Immer das Ziel im Auge behalten!

Gequält setzte er eine Hand vor die andere und hoffte inständig, dass ihm die Kontrolle über seine Knie nicht entglitt. Um ihn herum war die Luft erfüllt mit dem monoton prasselnden Geräusch des Regens und dem feinen Nebel, der kalt und klamm vom Plexiglasdach der Brücke herunterwehte. Wie unendlich weit doch die paar Schritte bis zu dem Paket erscheinen konnten! Im Geiste zählte er verzweifelt die regennassen Metallstreben des Brückengeländers zu seiner Linken, doch seine Konzentration reichte nicht aus, um sich diese Zahl tatsächlich zu merken. Leise knackend fügte sich ein gebrochener Rippenbogen wieder zusammen.

Vergiss nie, wer hinter dir steht!

Diese Aufforderung an sich selbst war im Grunde genommen überflüssig. Jeder Teil von Bracks Geist, dem er gerade nicht seinen zielgerichteten Willen aufzwängen konnte, war damit beschäftigt, die Handlungen des Trolls abzuschätzen. Ein Bolzen durch den Hals - selbst wenn es kalter Stahl war - reichte nicht aus, um einen Brückentroll, der sich eine Stahlbetonbrücke zu eigen gemacht hatte, auszuschalten. Doch wie lange würde der Stachel in seiner Kehle ihn hinhalten? Was würde der Troll danach tun? Seinem Zorn freien Lauf lassen, so viel war klar - aber wie? Die lästige sterbliche Laus zerquetschen oder lieber erst wüten und schreien, wie es das stumpf prahlerische Trollgesindel so gerne tat? Unnütze Gedanken! Er würde es früh genug erfahren - und tun konnte er dagegen sowieso nichts. Keine Zeit, keine Kraft für einen Blick über die Schulter, für eine Ablenkung vom letztmöglichen Ausweg. Noch vielleicht einen Meter! Einen schier ewig dauernden Meter!
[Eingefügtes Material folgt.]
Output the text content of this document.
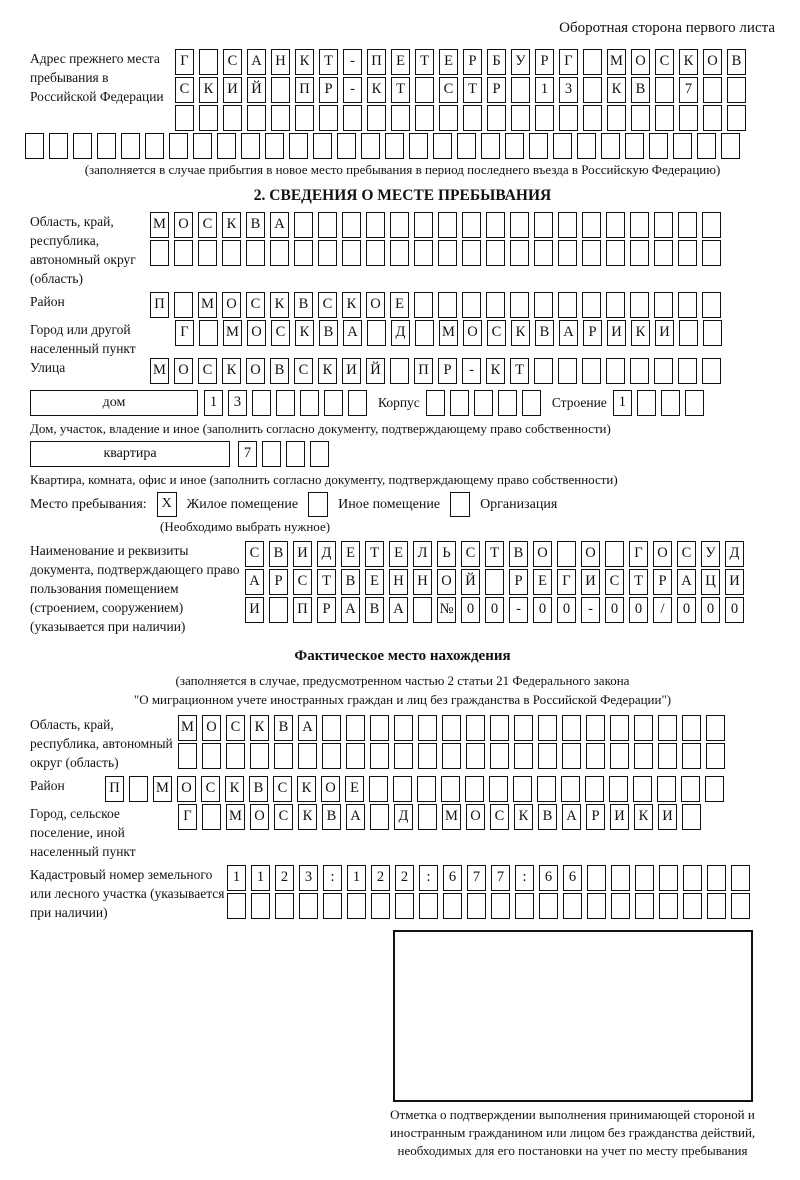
Оборотная сторона первого листа
Адрес прежнего места пребывания в Российской Федерации
Г	С А Н К Т - П Е Т Е Р Б У Р Г	М О С К О В
С К И Й	П Р - К Т	С Т Р	1 3	К В	7
(заполняется в случае прибытия в новое место пребывания в период последнего въезда в Российскую Федерацию)
2. СВЕДЕНИЯ О МЕСТЕ ПРЕБЫВАНИЯ
Область, край, республика, автономный округ (область)
М О С К В А
Район	П	М О С К В С К О Е
Город или другой населенный пункт
Г	М О С К В А	Д	М О С К В А Р И К И
Улица	М О С К О В С К И Й	П Р - К Т
дом	1 3	Корпус	Строение 1
Дом, участок, владение и иное (заполнить согласно документу, подтверждающему право собственности)
квартира	7
Квартира, комната, офис и иное (заполнить согласно документу, подтверждающему право собственности)
Место пребывания:	X	Жилое помещение	Иное помещение	Организация
(Необходимо выбрать нужное)
Наименование и реквизиты документа, подтверждающего право пользования помещением (строением, сооружением) (указывается при наличии)
С В И Д Е Т Е Л Ь С Т В О	О	Г О С У Д
А Р С Т В Е Н Н О Й	Р Е Г И С Т Р А Ц И
И	П Р А В А № 0 0 - 0 0 - 0 0 / 0 0 0
Фактическое место нахождения
(заполняется в случае, предусмотренном частью 2 статьи 21 Федерального закона
"О миграционном учете иностранных граждан и лиц без гражданства в Российской Федерации")
Область, край, республика, автономный округ (область)
М О С К В А
Район	П	М О С К В С К О Е
Город, сельское поселение, иной населенный пункт
Г	М О С К В А	Д	М О С К В А Р И К И
Кадастровый номер земельного или лесного участка (указывается при наличии)
1 1 2 3 : 1 2 2 : 6 7 7 : 6 6
Отметка о подтверждении выполнения принимающей стороной и иностранным гражданином или лицом без гражданства действий, необходимых для его постановки на учет по месту пребывания
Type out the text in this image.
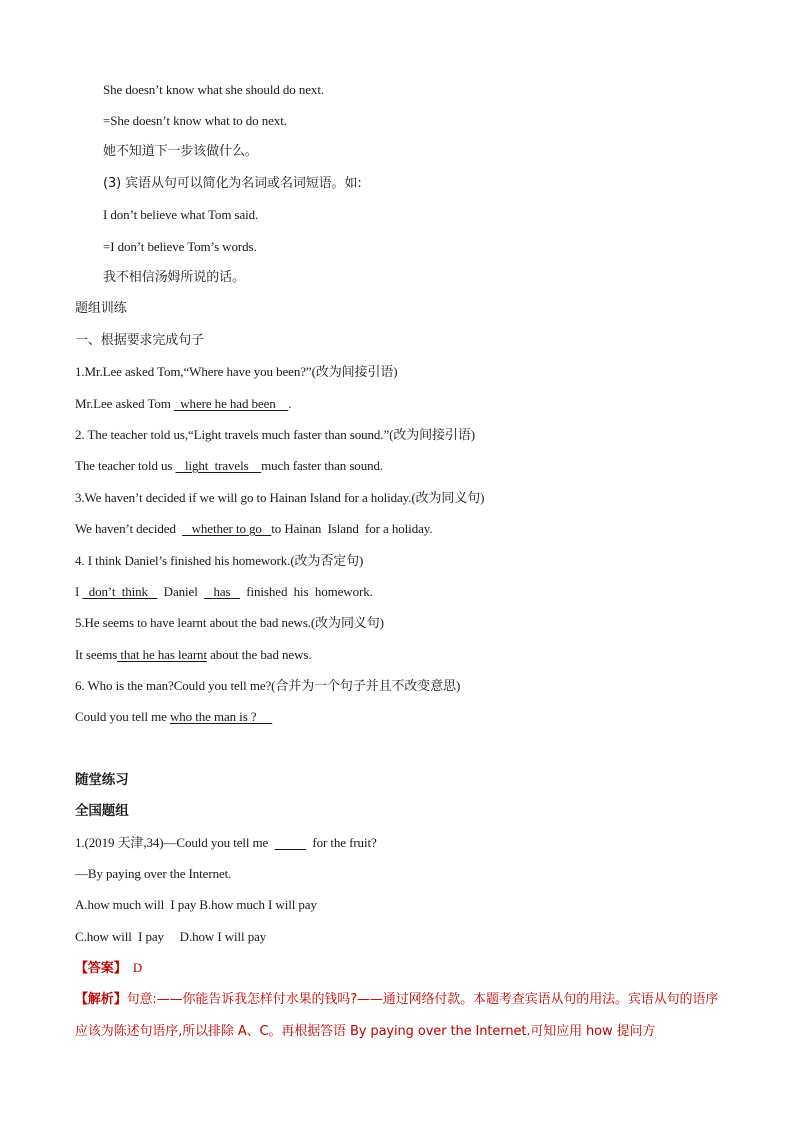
She doesn’t know what she should do next.
=She doesn’t know what to do next.
她不知道下一步该做什么。
(3) 宾语从句可以简化为名词或名词短语。如:
I don’t believe what Tom said.
=I don’t believe Tom’s words.
我不相信汤姆所说的话。
题组训练
一、根据要求完成句子
1.Mr.Lee asked Tom,“Where have you been?”(改为间接引语)
Mr.Lee asked Tom   where he had been    .
2. The teacher told us,“Light travels much faster than sound.”(改为间接引语)
The teacher told us    light  travels    much faster than sound.
3.We haven’t decided if we will go to Hainan Island for a holiday.(改为同义句)
We haven’t decided     whether to go   to Hainan  Island  for a holiday.
4. I think Daniel’s finished his homework.(改为否定句)
I   don’t  think     Daniel     has     finished  his  homework.
5.He seems to have learnt about the bad news.(改为同义句)
It seems that he has learnt about the bad news.
6. Who is the man?Could you tell me?(合并为一个句子并且不改变意思)
Could you tell me who the man is ?
随堂练习
全国题组
1.(2019 天津,34)—Could you tell me              for the fruit?
—By paying over the Internet.
A.how much will  I pay B.how much I will pay
C.how will  I pay     D.how I will pay
【答案】  D
【解析】句意:——你能告诉我怎样付水果的钱吗?——通过网络付款。本题考查宾语从句的用法。宾语从句的语序应该为陈述句语序,所以排除 A、C。再根据答语 By paying over the Internet.可知应用 how 提问方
Wenn du es nicht versuchst, kannst du es nicht schaffen!

Nicht nachlassen! Ohrenbetäubendes Brüllen ließ die gesamte Brücke von Grund auf erzittern. Der Troll hatte sich anscheinend endlich gerade den Bolzen aus dem Fleisch gerissen und röhrte nun seinen neu aufgeflammten Schmerz und seine wütende Blutgier in die Nacht. Die Brücke erbebte unter dem ohrenbetäubenden Geschrei, Brack jedoch ließ sich nicht beirren. Dann war es soweit: Das silbern durchwirkte milchig schimmernde Glasgefäß lag nach einem letzen mühsamen Nachziehen der immer noch etwas tauben Beine in seiner Reichweite.

Mit nahezu letzter Kraft und etwas Triumph packte Brack die Phiole sicher mit der rechten Hand. Just in diesem Moment packte eine gewaltige Pratze seinen wie einen Zahnstocher brechenden Unterschenkel und riss ihn in einem brachialen Ruck rückwärts nach oben. Einmal mehr brandete eine Welle gleißenden Schmerzes durch den geschundenen Körper des wuchtigen Mannes und drohte, dessen Bewusstsein zu überwältigen, doch erneut schaffte Brack es, sich an der bewussten Welt und an dem mühsam erbeuteten Gefäß festzuklammern.

Wenn ... du ... einen ... Vorteil ... hast, ... gib ... ihn ... nicht ... wieder ... her!

Die wilde Schleuderbewegung endete darin, dass Brack kopfüber vor den beiden albtraumhaften Fratzen des Trolls baumelte, während immer mehr süßlich nach Eisen schmeckende Flüssigkeit in seinem Mund und Rachen zusammenlief, aus seiner Nase tropfte und sich mit dem zähen schwarzen Trollblut auf dem Brückenboden in zischenden Dampfwolken verband. Mühsam liefen seine Denkprozesse wieder an, als die zweite Trollpranke ausholte, um dem lästigen sterblichen Plagegeist endgültig den Gar aus zu machen.